Construction spending for amusements and recreation was up 8% last year, and should rise by the same percentage in 2019 to $28 billion. FMI expects a downturn in the following two years, with spending leveling off at $27 billion in 2022. Several big-budget stadiums, arenas, and amusement parks have been active through 2018, with several more expecting to break ground in 2019. Casino construction, on the other hand, is expected to plateau and ultimately slow in the coming years.
Lodging, which at plus 14% was one of the industry’s genuine growth sectors last year, will be down this year and next, by FMI’s calculations, and even out in 2021 and 2022 to $32 billion.
Among the bigger-ticket sectors, office spending, which rose by 11% last year to $74 billion, will be up this year again by 6% to $78 billion in 2019, decline over the following two years, and stabilize at 3% growth to $76 billion in 2022. Suburban and rural project activity has progressively slowed of late.
Education was up last year by 6% and should rise at that same pace this year to $103 billion. By 2022, spending in this sector could hit $115 billion. FMI points out that within higher education, tuition revenue growth in private schools (led by larger comprehensives) is expected to nearly double the revenue growth seen at public institutions.
As the shift from bricks and mortar retailing to ecommerce marches forward unabatedly, spending for commercial projects is projected to grow 4% to $93 billion this year, but also decline over the next two years, and then even out to $92 billion in 2022.
The manufacturing sector will be stable this year, down the next two years, and stable again in 2022, when FMI sees spending growth at 3%. But FMI also worries about volatility in manufacturing construction if the Trump administration continues to use tariffs to achieve its policy objectives.
FMI’s report also provides sector breakdowns for non-building structures and residential.

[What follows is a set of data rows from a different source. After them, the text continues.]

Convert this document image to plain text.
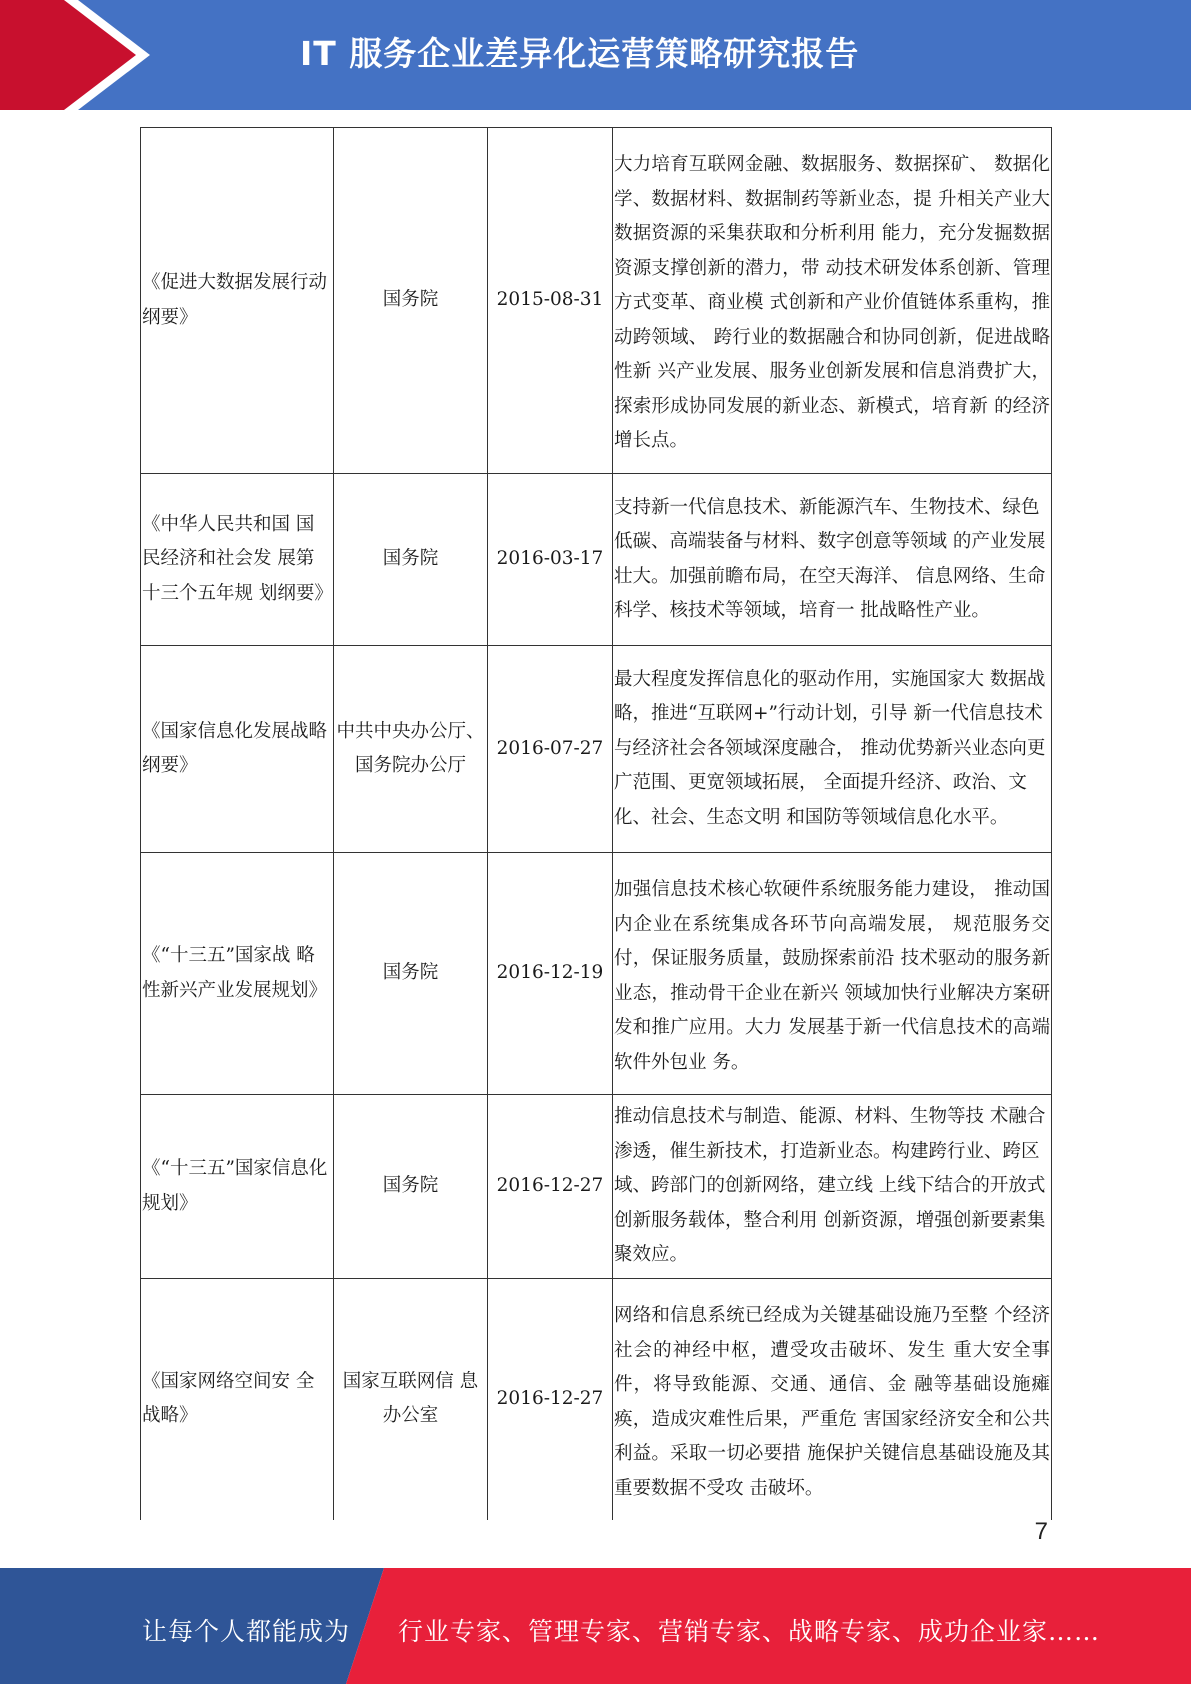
IT 服务企业差异化运营策略研究报告
《促进大数据发展行动纲要》	国务院	2015-08-31	大力培育互联网金融、数据服务、数据探矿、 数据化学、数据材料、数据制药等新业态，提 升相关产业大数据资源的采集获取和分析利用 能力，充分发掘数据资源支撑创新的潜力，带 动技术研发体系创新、管理方式变革、商业模 式创新和产业价值链体系重构，推动跨领域、 跨行业的数据融合和协同创新，促进战略性新 兴产业发展、服务业创新发展和信息消费扩大， 探索形成协同发展的新业态、新模式，培育新 的经济增长点。
《中华人民共和国 国民经济和社会发 展第十三个五年规 划纲要》	国务院	2016-03-17	支持新一代信息技术、新能源汽车、生物技术、绿色低碳、高端装备与材料、数字创意等领域 的产业发展壮大。加强前瞻布局，在空天海洋、 信息网络、生命科学、核技术等领域，培育一 批战略性产业。
《国家信息化发展战略纲要》	中共中央办公厅、国务院办公厅	2016-07-27	最大程度发挥信息化的驱动作用，实施国家大 数据战略，推进“互联网+”行动计划，引导 新一代信息技术与经济社会各领域深度融合， 推动优势新兴业态向更广范围、更宽领域拓展， 全面提升经济、政治、文化、社会、生态文明 和国防等领域信息化水平。
《“十三五”国家战 略性新兴产业发展规划》	国务院	2016-12-19	加强信息技术核心软硬件系统服务能力建设， 推动国内企业在系统集成各环节向高端发展， 规范服务交付，保证服务质量，鼓励探索前沿 技术驱动的服务新业态，推动骨干企业在新兴 领域加快行业解决方案研发和推广应用。大力 发展基于新一代信息技术的高端软件外包业 务。
《“十三五”国家信息化规划》	国务院	2016-12-27	推动信息技术与制造、能源、材料、生物等技 术融合渗透，催生新技术，打造新业态。构建跨行业、跨区域、跨部门的创新网络，建立线 上线下结合的开放式创新服务载体，整合利用 创新资源，增强创新要素集聚效应。
《国家网络空间安 全战略》	国家互联网信 息办公室	2016-12-27	网络和信息系统已经成为关键基础设施乃至整 个经济社会的神经中枢，遭受攻击破坏、发生 重大安全事件，将导致能源、交通、通信、金 融等基础设施瘫痪，造成灾难性后果，严重危 害国家经济安全和公共利益。采取一切必要措 施保护关键信息基础设施及其重要数据不受攻 击破坏。
7
让每个人都能成为 行业专家、管理专家、营销专家、战略专家、成功企业家……
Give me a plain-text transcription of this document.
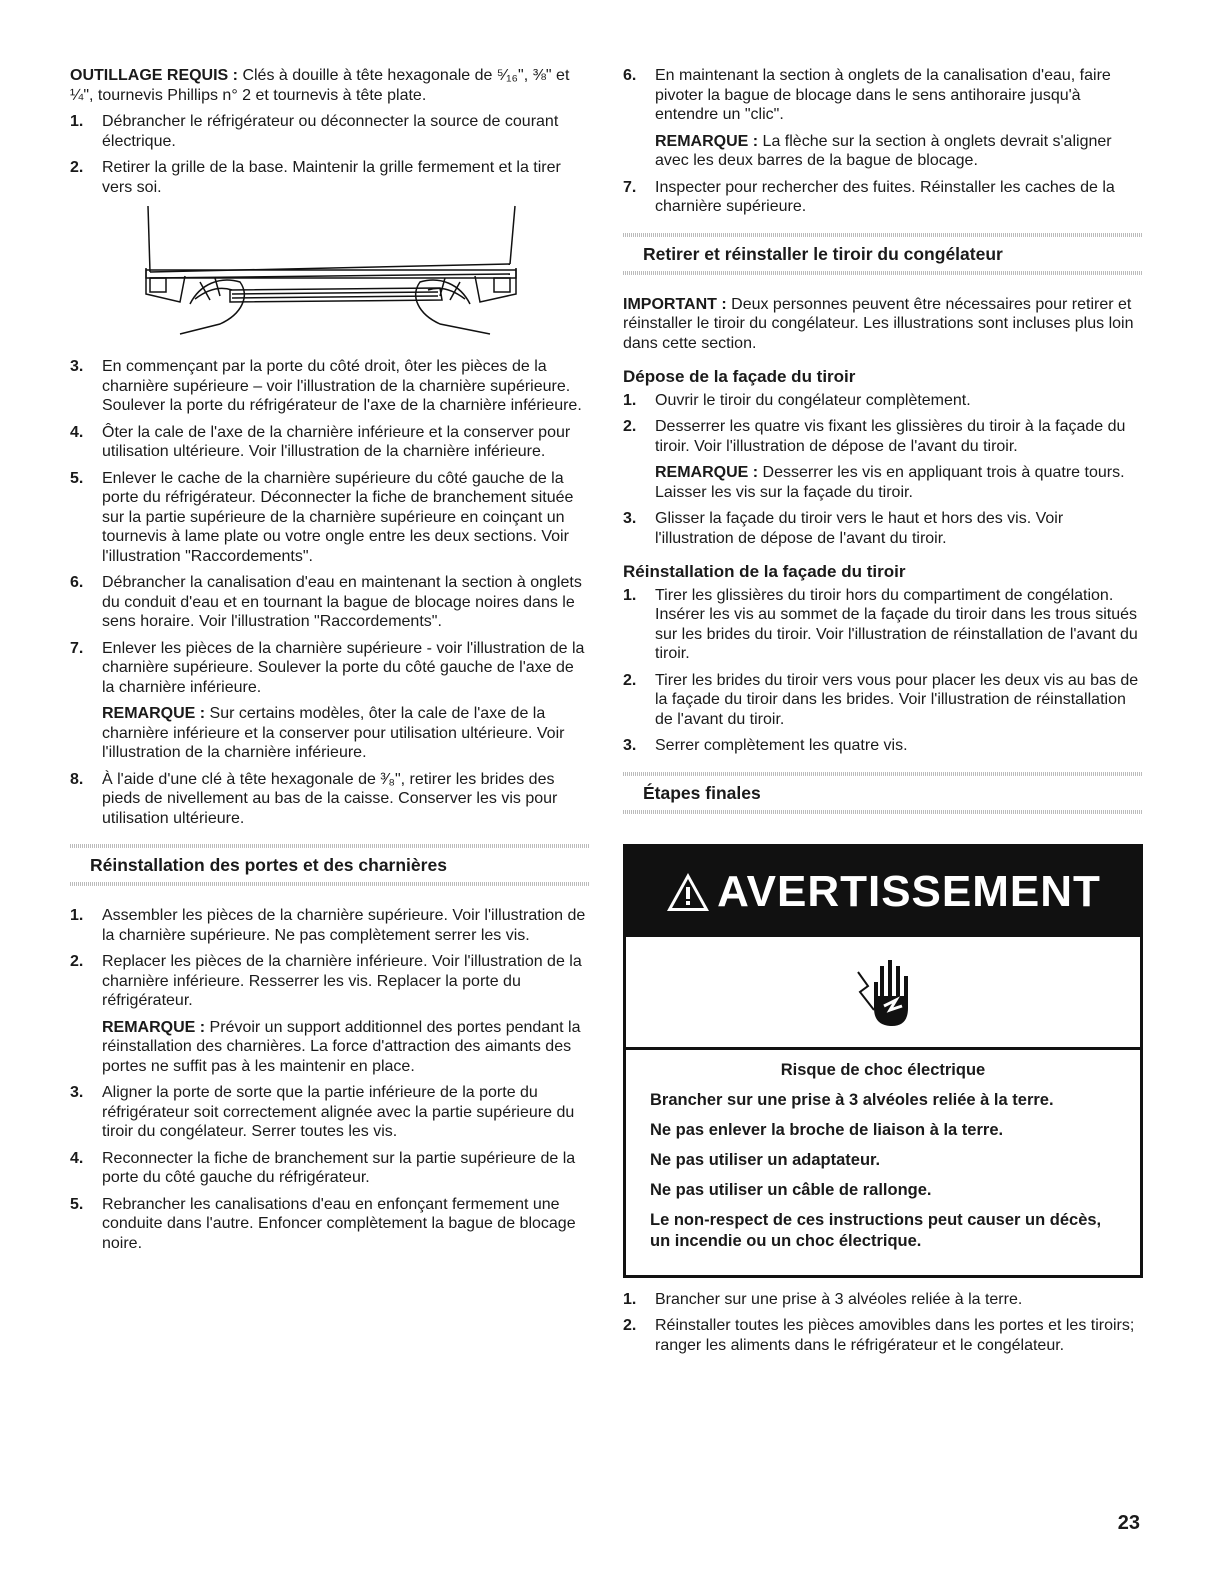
OUTILLAGE REQUIS : Clés à douille à tête hexagonale de ⁵⁄₁₆", ⅜" et ¼", tournevis Phillips n° 2 et tournevis à tête plate.

1.	Débrancher le réfrigérateur ou déconnecter la source de courant électrique.
2.	Retirer la grille de la base. Maintenir la grille fermement et la tirer vers soi.
3.	En commençant par la porte du côté droit, ôter les pièces de la charnière supérieure – voir l'illustration de la charnière supérieure. Soulever la porte du réfrigérateur de l'axe de la charnière inférieure.
4.	Ôter la cale de l'axe de la charnière inférieure et la conserver pour utilisation ultérieure. Voir l'illustration de la charnière inférieure.
5.	Enlever le cache de la charnière supérieure du côté gauche de la porte du réfrigérateur. Déconnecter la fiche de branchement située sur la partie supérieure de la charnière supérieure en coinçant un tournevis à lame plate ou votre ongle entre les deux sections. Voir l'illustration "Raccordements".
6.	Débrancher la canalisation d'eau en maintenant la section à onglets du conduit d'eau et en tournant la bague de blocage noires dans le sens horaire. Voir l'illustration "Raccordements".
7.	Enlever les pièces de la charnière supérieure - voir l'illustration de la charnière supérieure. Soulever la porte du côté gauche de l'axe de la charnière inférieure.

REMARQUE : Sur certains modèles, ôter la cale de l'axe de la charnière inférieure et la conserver pour utilisation ultérieure. Voir l'illustration de la charnière inférieure.

8.	À l'aide d'une clé à tête hexagonale de ³⁄₈", retirer les brides des pieds de nivellement au bas de la caisse. Conserver les vis pour utilisation ultérieure.
Réinstallation des portes et des charnières
1.	Assembler les pièces de la charnière supérieure. Voir l'illustration de la charnière supérieure. Ne pas complètement serrer les vis.
2.	Replacer les pièces de la charnière inférieure. Voir l'illustration de la charnière inférieure. Resserrer les vis. Replacer la porte du réfrigérateur.

REMARQUE : Prévoir un support additionnel des portes pendant la réinstallation des charnières. La force d'attraction des aimants des portes ne suffit pas à les maintenir en place.

3.	Aligner la porte de sorte que la partie inférieure de la porte du réfrigérateur soit correctement alignée avec la partie supérieure du tiroir du congélateur. Serrer toutes les vis.
4.	Reconnecter la fiche de branchement sur la partie supérieure de la porte du côté gauche du réfrigérateur.
5.	Rebrancher les canalisations d'eau en enfonçant fermement une conduite dans l'autre. Enfoncer complètement la bague de blocage noire.
6.	En maintenant la section à onglets de la canalisation d'eau, faire pivoter la bague de blocage dans le sens antihoraire jusqu'à entendre un "clic".

REMARQUE : La flèche sur la section à onglets devrait s'aligner avec les deux barres de la bague de blocage.

7.	Inspecter pour rechercher des fuites. Réinstaller les caches de la charnière supérieure.
Retirer et réinstaller le tiroir du congélateur

IMPORTANT : Deux personnes peuvent être nécessaires pour retirer et réinstaller le tiroir du congélateur. Les illustrations sont incluses plus loin dans cette section.

Dépose de la façade du tiroir
1.	Ouvrir le tiroir du congélateur complètement.
2.	Desserrer les quatre vis fixant les glissières du tiroir à la façade du tiroir. Voir l'illustration de dépose de l'avant du tiroir.

REMARQUE : Desserrer les vis en appliquant trois à quatre tours. Laisser les vis sur la façade du tiroir.

3.	Glisser la façade du tiroir vers le haut et hors des vis. Voir l'illustration de dépose de l'avant du tiroir.
Réinstallation de la façade du tiroir
1.	Tirer les glissières du tiroir hors du compartiment de congélation. Insérer les vis au sommet de la façade du tiroir dans les trous situés sur les brides du tiroir. Voir l'illustration de réinstallation de l'avant du tiroir.
2.	Tirer les brides du tiroir vers vous pour placer les deux vis au bas de la façade du tiroir dans les brides. Voir l'illustration de réinstallation de l'avant du tiroir.
3.	Serrer complètement les quatre vis.
Étapes finales
AVERTISSEMENT
Risque de choc électrique
Brancher sur une prise à 3 alvéoles reliée à la terre.
Ne pas enlever la broche de liaison à la terre.
Ne pas utiliser un adaptateur.
Ne pas utiliser un câble de rallonge.
Le non-respect de ces instructions peut causer un décès, un incendie ou un choc électrique.
1.	Brancher sur une prise à 3 alvéoles reliée à la terre.
2.	Réinstaller toutes les pièces amovibles dans les portes et les tiroirs; ranger les aliments dans le réfrigérateur et le congélateur.
23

It notes, for example, that multifamily construction in the U.S., which for much of the past decade drove the housing industry, plateaued toward the end of 2018. Declining investment is expected through 2019 and 2020, although this trend should vary regionally. Going into 2019, as an increasing number of markets recognize oversupply, rents are expected to decline and starts will taper.
Last year there were over 400 mergers and acquisitions of engineering or construction firms announced or closed, a 33% increase over 2017. But in 2019 and beyond, FMI expects buyers to be more cautious, or at the very least more selective.
FMI anticipates more investment activity for construction technology, which over the past decade has attracted in excess of $10 billion. But FMI also warns “while many of today’s construction tech startups may be in growth mode right now, E&C is an unpredictable sector. Where venture capital firms may be involved with it during the ‘boom’ times, the real test comes with E&C startups must maintain growth during a downturn. That’s where the rubber meets the road, and it’s a scenario we could be experiencing sometime in the next 12 to 24 months.”